Second, context and scope. Those aspects vary so much that it's almost impossible to apply the same data in two different assessments. Just a small list of factors that will make likelihood and impact factors different for the same issue for two different organizations: Size, demographics (different countries, for example), business, public image, technologies being used, internal organization and IT maturity, adversaries involved. About scope: with the level of interconnectivity and interdependency in organizations Today, how can we clearly determine the scope of a risk number? How much the number from "adjacent scopes" can interfere with your numbers? That's extremely hard to tell.
Please note that I didn't say at any point that it's impossible to get those numbers. I've probably said "almost impossible", and that's the catch. Theoretically they are ok, but I believe that the cost for getting good enough numbers will almost always be far greater than the real benefit.
One of the most important points on Mike's post, is that he's not saying that metrics are crap. He is saying that RISK metrics are crap. He even says that security metrics are important:
"BTW, I’m not taking a dump on all quantification. I have always been a big fan of security (as opposed to risk) metrics. From an operational standpoint, we need to measure our activity and work to improve it. I have been an outspoken proponent of benchmarking, which requires sharing data (h/t to New School), and I expect to be kicking off a research project to dig into security benchmarking within the next few weeks."
Mike also sys that it's important to assess risk. He clearly states that in the post:
"That said, I do think it’s very important to assess risk, as opposed to trying to quantify it. No, I’m not talking out of both sides of my mouth. We need to be able to categorize every decision into a number of risk buckets that can be used to compare the relative risk of any decision we make against other choices we could make. For example, we should be able to evaluate the risk of firing our trusted admin (probably pretty risky, unless your de-provisioning processes kick ass) versus not upgrading your perimeter with a fancy application aware box (not as risky because you already block Facebook and do network layer DLP)."

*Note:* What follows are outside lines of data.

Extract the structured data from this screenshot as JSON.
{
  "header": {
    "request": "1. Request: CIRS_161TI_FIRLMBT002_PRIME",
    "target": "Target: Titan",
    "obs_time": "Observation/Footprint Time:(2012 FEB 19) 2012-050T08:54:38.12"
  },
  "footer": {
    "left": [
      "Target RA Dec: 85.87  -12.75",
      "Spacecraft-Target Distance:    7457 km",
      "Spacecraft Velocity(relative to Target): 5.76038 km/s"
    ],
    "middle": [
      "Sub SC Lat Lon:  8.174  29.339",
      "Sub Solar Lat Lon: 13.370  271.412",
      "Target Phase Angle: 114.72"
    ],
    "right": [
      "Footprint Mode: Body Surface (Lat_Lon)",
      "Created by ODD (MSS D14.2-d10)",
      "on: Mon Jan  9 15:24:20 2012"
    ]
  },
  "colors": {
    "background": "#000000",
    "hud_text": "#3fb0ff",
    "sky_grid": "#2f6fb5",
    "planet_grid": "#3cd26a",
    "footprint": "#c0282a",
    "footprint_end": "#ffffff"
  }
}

That's the main point, let's focus on the decision process, not on generating the risk metrics. Risk metrics are often created to be used during decision making on security investments and prioritization. I believe it's quite limited to consider that those decisions can only be made based on absolute numbers. Executives (in fact, almost all types of professionals) have to do that all the time. I'm not saying we should not try to do evidence based decision making. I'm saying that creating fantasy metrics disguised as evidence doesn't work.
Decision making can use a lot of factors different than risk metrics. It can use those good security metrics to derive prioritization on threats and the efficiency and effectiveness of controls. Controls and measures costs (obvious obvious obvious), easiness to integrate with the organization IT environment, resiliency (that's extremely important - how well the control does adapt to exceptions and changes?) are just some of the factors that can be considered.
Again, not all decisions are number based! Look at how many business decisions are made with simple tools such as a SWOT analysis. Not to mention the more elaborated techniques you can find.
(We can even stick to a numeric approach applying some number crunch magic powder, if we have enough data (VERIS will help us with that), but even that doesn't mean we'll generate the magic "RISK" number.)
In short, security decisions must be evidence based, but that evidence is most likely NOT a quantified risk metric.